INDIANAPOLIS, Ind. — Around this same time last year, the Wisconsin football team's contingent of players arrived at Big Ten Media Days hungry to end a drought.
It had been two years since the Badgers played in the Big Ten Championship game at Lucas Oil Stadium, an unacceptable stretch for a program that had reached that game six times from 2011 to 2019. Three of those appearances came under Paul Chryst.
"That doesn't cut it here. I came here to win championships," outsiders linebacker Nick Herbig said last July. "I didn't come here to sit on my couch and watch it on TV."
Yet that's what the Badgers did for a third straight year this past December. They sat and watched as Michigan beat Purdue to capture its second consecutive conference title en route to the College Football Playoff.
But much was different this time around. So much had already changed or would down the line. The energy within the UW program was on its way up.
After a tumultuous regular season in which UW fired Chryst after a 2-3 start, athletic director Chris McIntosh swung big. He lured proven-winner Luke Fickell away from Cincinnati, where the veteran head coach spent six seasons, leading the program to the CFP in 2021-22.
Expectations — both internally and externally — have continued to mount since then. And just like the last four years, the Badgers being the favorites to win the Big Ten West was a topic at Big Ten Media Days on Thursday.
"I would much rather put things up with people doubting us," Fickell said. "I love the negativity of that sort. But the culture and the nature of the kids we have and their maturity level, they've been through these situations and can handle them."
The expectations go beyond Cleveland.com's preseason Big Ten poll, released before media days earlier this week. Some experts have pegged the Badgers as a College Football Playoff party crasher, including Phil Steele, who released his annual season-preview magazine earlier this summer.
Steele, known for his accuracy in the world of predictions, ranked Fickell's Badgers as his No. 1 surprise team for the 2023 season. Steele defines surprise teams as "non-preseason top-10 teams" he thinks has a chance to reach the CFP.
This isn’t the first time a Fickell-led team has been on that list.
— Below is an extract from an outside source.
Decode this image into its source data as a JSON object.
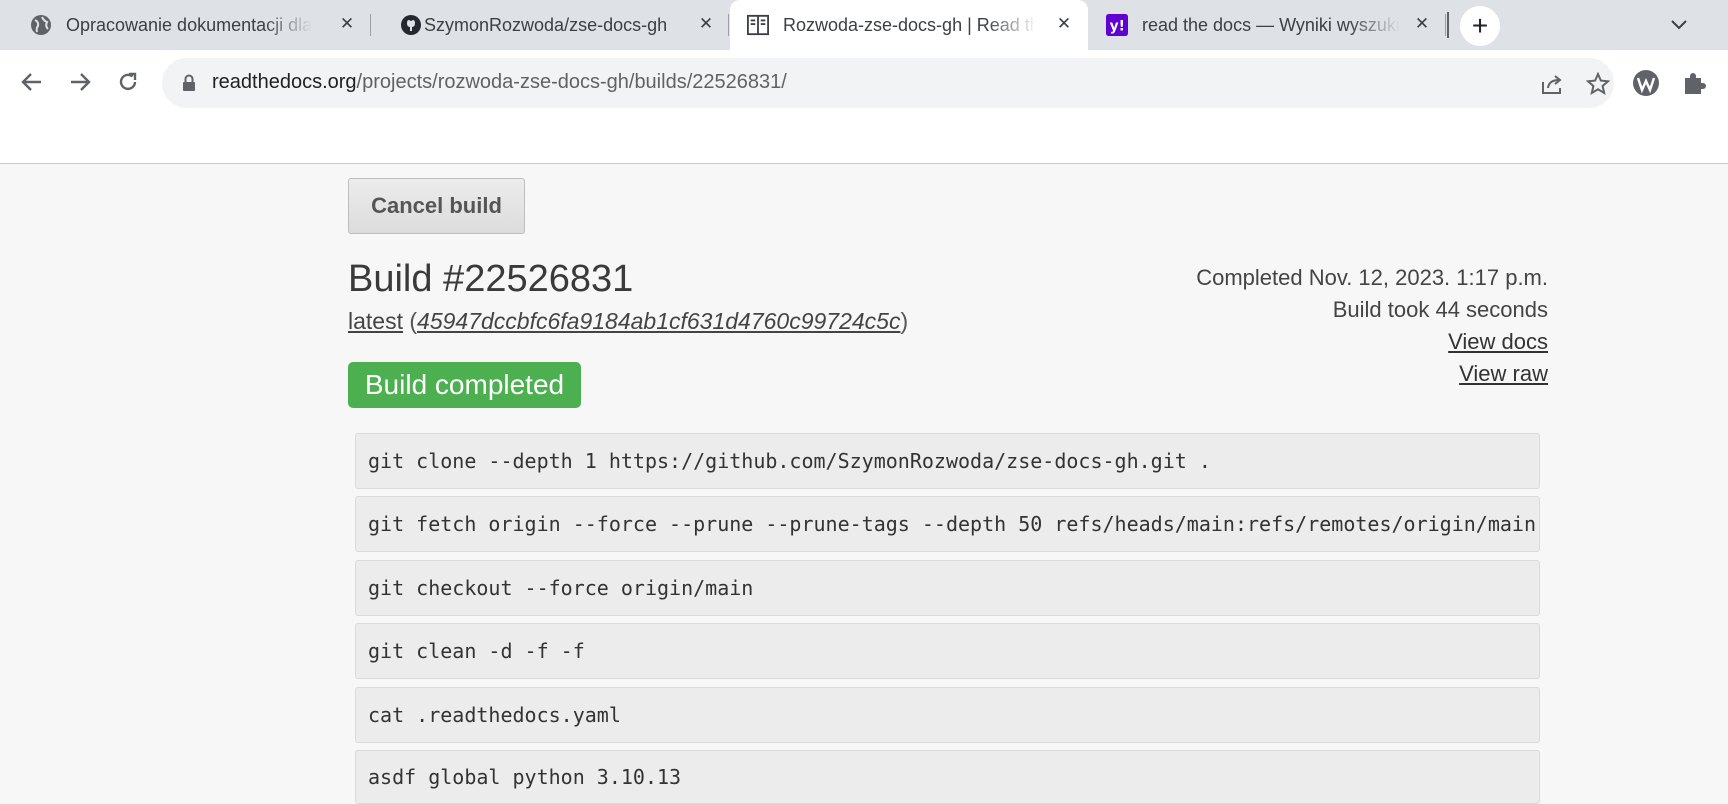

"In 2021, I picked the Cincinnati Bearcats (Fickell's old team) as my highest-ranked Group of Five team and finished my writeup by saying, 'the Bearcats have a shot at being the first ever Group of Five team to make the playoff.' Some guy named Luke Fckell did exactly that as they faced No. 1 Alabama in the playoff.
While those forecasts have made the offseason entertaining for the fans, the players have tried to tune it out. None of it will mean anything if they don't perform, a lesson the Badgers have learned enough over the last two seasons.
In 2021, they could’ve clinched a trip to Indianapolis with a win over Minnesota in the regular-season finale but failed. Last season, as overwhelming division favorites, they stumbled out of the gates and finished in fifth place.
"People will say what they want to say," inside linebacker Maema Njongmeta said. "If you let them tell you how good you are, you'll have to listen to them tell you how bad you are. We're keeping our heads on straight and getting ready for camp."
Quarterback Tanner Mordecai, a transfer from SMU, said he wasn’t aware of the Badgers' standing in the preseason poll. He doesn’t keep up with such news.
"I honestly keep the outside distractions to a minimum," the sixth-year senior said. "I know a lot of guys say that, but I really do. As far as expectations go, we have our own. We lean on our own standards and rules more than what someone is tweeting. We focus on our own and try not to focus on what other people think as much."
By all accounts, everyone has embraced that approach as the Badgers enter another season as favorites in the West.
"It's all internal. We put it on ourselves," running back Braelon Allen said. "We just want to make sure we're playing to the best of our abilities."